Bethmann-Hollweg did not talk politics until towards the end of dinner. The conversation drifted to King Edward’s visit to the Russian Czar at Réval. That visit had caused a great ferment in Germany, and grave suspicions of British intentions. Bethmann-Hollweg voiced those suspicions in the frankest manner. “You are trying to encircle us!” he cried to Mr. Lloyd George. “You and France and Russia are attempting to strangle us!”
Mr. Lloyd George assured him of the friendliness of Great Britain towards all the great Powers; but for the moment he refused to be appeased. He thumped the table with his hand. “The Prussian Government has only to lift a finger,” he cried, “and every living Prussian will die for the Fatherland!”

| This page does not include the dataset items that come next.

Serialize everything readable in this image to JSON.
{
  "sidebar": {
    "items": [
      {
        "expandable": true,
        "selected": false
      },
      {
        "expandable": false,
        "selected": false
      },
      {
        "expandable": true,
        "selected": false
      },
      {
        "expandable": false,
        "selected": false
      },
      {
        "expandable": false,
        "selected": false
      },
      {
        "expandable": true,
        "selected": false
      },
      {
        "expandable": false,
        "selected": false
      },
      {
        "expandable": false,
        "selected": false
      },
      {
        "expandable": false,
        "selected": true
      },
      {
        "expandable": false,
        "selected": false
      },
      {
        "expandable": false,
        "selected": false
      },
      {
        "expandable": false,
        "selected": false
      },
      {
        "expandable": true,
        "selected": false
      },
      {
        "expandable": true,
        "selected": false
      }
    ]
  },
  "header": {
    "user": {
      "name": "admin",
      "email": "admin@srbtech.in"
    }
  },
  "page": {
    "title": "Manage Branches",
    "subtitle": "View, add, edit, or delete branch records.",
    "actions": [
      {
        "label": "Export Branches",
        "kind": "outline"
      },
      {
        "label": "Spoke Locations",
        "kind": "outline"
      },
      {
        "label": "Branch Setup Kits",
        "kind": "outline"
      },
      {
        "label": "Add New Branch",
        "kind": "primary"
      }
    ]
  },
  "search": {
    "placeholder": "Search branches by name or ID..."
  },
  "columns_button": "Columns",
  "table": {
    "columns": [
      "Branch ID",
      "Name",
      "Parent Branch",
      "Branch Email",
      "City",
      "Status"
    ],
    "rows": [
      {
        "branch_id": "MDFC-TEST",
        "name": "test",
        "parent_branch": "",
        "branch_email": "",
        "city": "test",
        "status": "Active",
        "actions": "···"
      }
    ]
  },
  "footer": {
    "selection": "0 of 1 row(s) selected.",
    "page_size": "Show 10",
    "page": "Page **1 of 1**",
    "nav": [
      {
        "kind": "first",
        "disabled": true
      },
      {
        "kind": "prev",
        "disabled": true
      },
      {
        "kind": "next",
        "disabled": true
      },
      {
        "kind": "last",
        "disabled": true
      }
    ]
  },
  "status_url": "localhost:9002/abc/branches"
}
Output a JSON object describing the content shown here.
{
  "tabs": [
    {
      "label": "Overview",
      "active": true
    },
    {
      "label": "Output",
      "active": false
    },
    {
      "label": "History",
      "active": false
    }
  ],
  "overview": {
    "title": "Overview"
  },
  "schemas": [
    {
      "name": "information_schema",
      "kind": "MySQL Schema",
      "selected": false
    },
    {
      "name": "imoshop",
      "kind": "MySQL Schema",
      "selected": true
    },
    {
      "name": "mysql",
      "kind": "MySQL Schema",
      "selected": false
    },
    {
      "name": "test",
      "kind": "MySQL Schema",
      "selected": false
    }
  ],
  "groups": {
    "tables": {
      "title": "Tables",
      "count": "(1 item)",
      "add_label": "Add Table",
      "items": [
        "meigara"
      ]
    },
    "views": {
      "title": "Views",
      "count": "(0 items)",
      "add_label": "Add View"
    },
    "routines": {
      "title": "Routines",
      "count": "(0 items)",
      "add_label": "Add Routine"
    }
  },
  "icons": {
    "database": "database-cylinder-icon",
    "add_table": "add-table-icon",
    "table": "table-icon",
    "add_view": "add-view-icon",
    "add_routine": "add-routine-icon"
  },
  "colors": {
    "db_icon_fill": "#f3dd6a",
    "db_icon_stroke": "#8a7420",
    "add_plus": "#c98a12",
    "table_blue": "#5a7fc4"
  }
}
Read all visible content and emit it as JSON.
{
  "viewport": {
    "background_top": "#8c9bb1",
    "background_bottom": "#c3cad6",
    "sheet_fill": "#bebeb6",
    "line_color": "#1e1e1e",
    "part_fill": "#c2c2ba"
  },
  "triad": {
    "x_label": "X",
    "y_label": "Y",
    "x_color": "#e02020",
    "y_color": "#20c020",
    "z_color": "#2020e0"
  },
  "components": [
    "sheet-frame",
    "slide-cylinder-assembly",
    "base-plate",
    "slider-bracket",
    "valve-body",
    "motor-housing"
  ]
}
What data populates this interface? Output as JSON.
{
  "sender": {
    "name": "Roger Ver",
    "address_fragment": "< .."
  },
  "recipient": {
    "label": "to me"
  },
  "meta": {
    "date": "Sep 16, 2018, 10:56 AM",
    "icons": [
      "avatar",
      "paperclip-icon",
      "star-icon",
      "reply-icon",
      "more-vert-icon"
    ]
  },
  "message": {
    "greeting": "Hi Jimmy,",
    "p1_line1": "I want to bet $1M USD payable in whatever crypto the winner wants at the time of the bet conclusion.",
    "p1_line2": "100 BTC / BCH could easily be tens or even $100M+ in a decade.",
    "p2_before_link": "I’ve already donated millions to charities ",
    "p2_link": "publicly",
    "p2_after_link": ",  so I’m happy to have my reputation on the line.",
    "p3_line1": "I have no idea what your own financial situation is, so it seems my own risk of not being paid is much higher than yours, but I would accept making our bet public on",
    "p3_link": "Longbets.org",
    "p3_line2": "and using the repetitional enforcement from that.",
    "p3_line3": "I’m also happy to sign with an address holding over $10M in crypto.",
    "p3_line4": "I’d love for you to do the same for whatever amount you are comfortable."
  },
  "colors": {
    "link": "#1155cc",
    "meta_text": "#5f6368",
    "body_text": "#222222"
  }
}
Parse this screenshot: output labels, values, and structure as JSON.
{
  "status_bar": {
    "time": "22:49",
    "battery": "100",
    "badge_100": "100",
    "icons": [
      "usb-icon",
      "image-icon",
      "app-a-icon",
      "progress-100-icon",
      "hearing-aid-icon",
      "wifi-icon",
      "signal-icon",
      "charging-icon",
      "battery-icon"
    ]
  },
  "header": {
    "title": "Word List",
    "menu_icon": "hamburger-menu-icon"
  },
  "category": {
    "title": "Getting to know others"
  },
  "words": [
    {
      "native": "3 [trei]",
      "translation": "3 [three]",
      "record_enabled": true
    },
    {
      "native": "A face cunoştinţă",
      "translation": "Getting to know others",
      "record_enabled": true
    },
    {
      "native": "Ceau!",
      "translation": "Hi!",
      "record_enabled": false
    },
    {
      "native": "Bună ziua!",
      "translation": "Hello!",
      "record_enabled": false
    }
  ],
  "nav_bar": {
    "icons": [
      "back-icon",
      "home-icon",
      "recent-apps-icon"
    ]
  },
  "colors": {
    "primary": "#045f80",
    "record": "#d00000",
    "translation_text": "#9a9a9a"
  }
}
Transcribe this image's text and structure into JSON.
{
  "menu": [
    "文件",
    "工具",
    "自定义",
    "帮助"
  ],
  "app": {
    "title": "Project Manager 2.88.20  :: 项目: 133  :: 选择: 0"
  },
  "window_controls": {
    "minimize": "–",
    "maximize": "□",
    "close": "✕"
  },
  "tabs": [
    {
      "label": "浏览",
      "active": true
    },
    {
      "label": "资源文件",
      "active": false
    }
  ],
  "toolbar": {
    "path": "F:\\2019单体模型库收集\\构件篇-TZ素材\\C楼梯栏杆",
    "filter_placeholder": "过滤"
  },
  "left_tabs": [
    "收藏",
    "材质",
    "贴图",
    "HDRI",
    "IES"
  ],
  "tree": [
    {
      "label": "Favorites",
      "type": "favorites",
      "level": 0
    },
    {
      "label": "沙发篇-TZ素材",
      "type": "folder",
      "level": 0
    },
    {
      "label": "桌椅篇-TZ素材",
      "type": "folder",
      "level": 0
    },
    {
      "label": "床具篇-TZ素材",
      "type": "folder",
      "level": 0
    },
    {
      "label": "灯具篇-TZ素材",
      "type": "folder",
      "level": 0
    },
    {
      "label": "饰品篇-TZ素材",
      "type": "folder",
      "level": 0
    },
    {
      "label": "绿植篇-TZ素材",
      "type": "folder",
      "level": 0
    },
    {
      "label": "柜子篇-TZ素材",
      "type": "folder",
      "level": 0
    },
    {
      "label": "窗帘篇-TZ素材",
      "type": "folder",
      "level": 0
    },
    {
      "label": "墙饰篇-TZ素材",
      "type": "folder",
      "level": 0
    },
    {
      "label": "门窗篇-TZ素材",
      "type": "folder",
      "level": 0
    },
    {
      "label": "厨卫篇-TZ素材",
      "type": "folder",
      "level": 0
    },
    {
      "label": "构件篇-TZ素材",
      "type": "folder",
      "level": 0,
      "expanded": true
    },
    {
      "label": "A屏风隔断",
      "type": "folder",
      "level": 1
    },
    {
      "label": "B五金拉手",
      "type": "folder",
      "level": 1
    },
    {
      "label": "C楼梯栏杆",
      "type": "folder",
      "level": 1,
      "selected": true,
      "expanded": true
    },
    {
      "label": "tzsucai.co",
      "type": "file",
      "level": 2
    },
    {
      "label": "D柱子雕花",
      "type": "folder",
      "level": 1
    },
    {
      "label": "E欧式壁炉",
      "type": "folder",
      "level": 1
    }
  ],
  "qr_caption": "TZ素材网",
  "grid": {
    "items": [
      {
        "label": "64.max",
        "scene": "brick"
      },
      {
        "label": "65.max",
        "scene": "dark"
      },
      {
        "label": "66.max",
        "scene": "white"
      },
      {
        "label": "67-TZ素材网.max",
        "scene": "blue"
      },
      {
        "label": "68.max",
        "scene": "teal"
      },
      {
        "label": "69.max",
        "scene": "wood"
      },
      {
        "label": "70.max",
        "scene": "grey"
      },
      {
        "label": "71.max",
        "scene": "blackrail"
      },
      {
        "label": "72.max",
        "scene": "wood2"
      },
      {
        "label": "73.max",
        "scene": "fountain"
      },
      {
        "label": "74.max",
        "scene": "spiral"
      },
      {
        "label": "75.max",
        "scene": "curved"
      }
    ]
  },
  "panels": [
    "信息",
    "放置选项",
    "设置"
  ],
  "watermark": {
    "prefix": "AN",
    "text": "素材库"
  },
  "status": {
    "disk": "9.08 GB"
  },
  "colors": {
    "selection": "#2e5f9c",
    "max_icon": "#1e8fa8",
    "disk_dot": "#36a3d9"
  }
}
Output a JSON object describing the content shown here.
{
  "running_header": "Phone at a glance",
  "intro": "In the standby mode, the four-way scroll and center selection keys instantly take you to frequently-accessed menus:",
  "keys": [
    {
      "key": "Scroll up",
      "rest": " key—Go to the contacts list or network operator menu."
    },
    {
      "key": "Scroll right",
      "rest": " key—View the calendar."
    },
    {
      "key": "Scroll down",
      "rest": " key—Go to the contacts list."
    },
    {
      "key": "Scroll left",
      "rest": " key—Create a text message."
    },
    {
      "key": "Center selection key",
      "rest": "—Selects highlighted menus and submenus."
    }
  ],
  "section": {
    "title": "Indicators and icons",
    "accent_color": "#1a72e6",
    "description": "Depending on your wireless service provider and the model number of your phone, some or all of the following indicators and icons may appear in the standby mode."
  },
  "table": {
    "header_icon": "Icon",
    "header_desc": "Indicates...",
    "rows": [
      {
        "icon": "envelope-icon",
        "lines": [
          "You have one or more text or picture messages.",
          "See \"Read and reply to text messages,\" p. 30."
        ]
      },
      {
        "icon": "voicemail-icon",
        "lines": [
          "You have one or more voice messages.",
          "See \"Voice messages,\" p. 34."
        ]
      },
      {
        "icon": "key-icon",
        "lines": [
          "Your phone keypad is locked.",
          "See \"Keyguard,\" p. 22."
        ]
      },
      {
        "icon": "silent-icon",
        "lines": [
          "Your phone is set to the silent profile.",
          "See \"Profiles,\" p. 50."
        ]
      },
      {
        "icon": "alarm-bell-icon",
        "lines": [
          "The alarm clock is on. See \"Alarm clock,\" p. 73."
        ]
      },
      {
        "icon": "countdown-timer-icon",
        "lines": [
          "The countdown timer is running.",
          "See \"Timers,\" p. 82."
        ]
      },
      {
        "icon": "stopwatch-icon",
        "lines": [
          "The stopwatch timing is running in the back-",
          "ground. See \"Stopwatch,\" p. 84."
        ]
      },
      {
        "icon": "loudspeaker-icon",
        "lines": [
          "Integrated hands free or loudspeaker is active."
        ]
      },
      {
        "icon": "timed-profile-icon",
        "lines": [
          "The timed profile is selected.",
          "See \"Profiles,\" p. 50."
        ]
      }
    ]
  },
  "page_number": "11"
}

Mr. Lloyd George listened to all this with his characteristic calmness and good-humour. “But what about the other Germans?” he put in at this point.
A shadow passed over the face of the Prussian Minister.
“Oh! they?” he said with a gesture. “They, too, will come along!”
But this was only a flash. On the whole, Bethmann-Hollweg was very friendly; and the facts of his family life showed him Anglophile. He had sent his son to an English University; and admiration for English education was, curiously enough, just at that moment almost as much a fashion in Germany as admiration for German education in England. When we were lunching with a judge at Frankfort Mr. Lloyd George discovered that the daughter of the house had actually been at school along with his own daughter at the famous English girls’ school near Brighton—Roedean.
Of course, it is always foolish to imagine that social courtesies seriously affect the grave pursuit of national interests in any country. But they produce a friendly atmosphere; and he would be a criminal who, with all the causes of difference and conflict in the world, did not always try to improve the human atmosphere.
The people of Hamburg were remarkably friendly to us. The merchants trading with England gave us an especially enthusiastic reception. They feasted us at a banquet at which sat the Hamburg Prussian Minister—for Berlin keeps a Ministry in the “Free Towns” as a last relic of their former independence.
It was on the occasion of that banquet that Mr. Lloyd George threw out the idea of regulating armaments by a Plimsoll “Load-line” fixed according to population. It is strange to-day to remember with what enthusiasm that suggestion was received by the Hamburg merchants.
The authorities of Hamburg provided a launch to take us into every corner of their famous port, so as to show us all the power and pride of their new creation—with all its marvellous up-to-date devices for handling ships and cargoes, its wonderful new docks and elevators, its ingenious and multifarious resources for expediting sea-traffic. It was good to see that port; if only to realise the wisdom of the King’s advice to us at home—“Wake up, Britain!”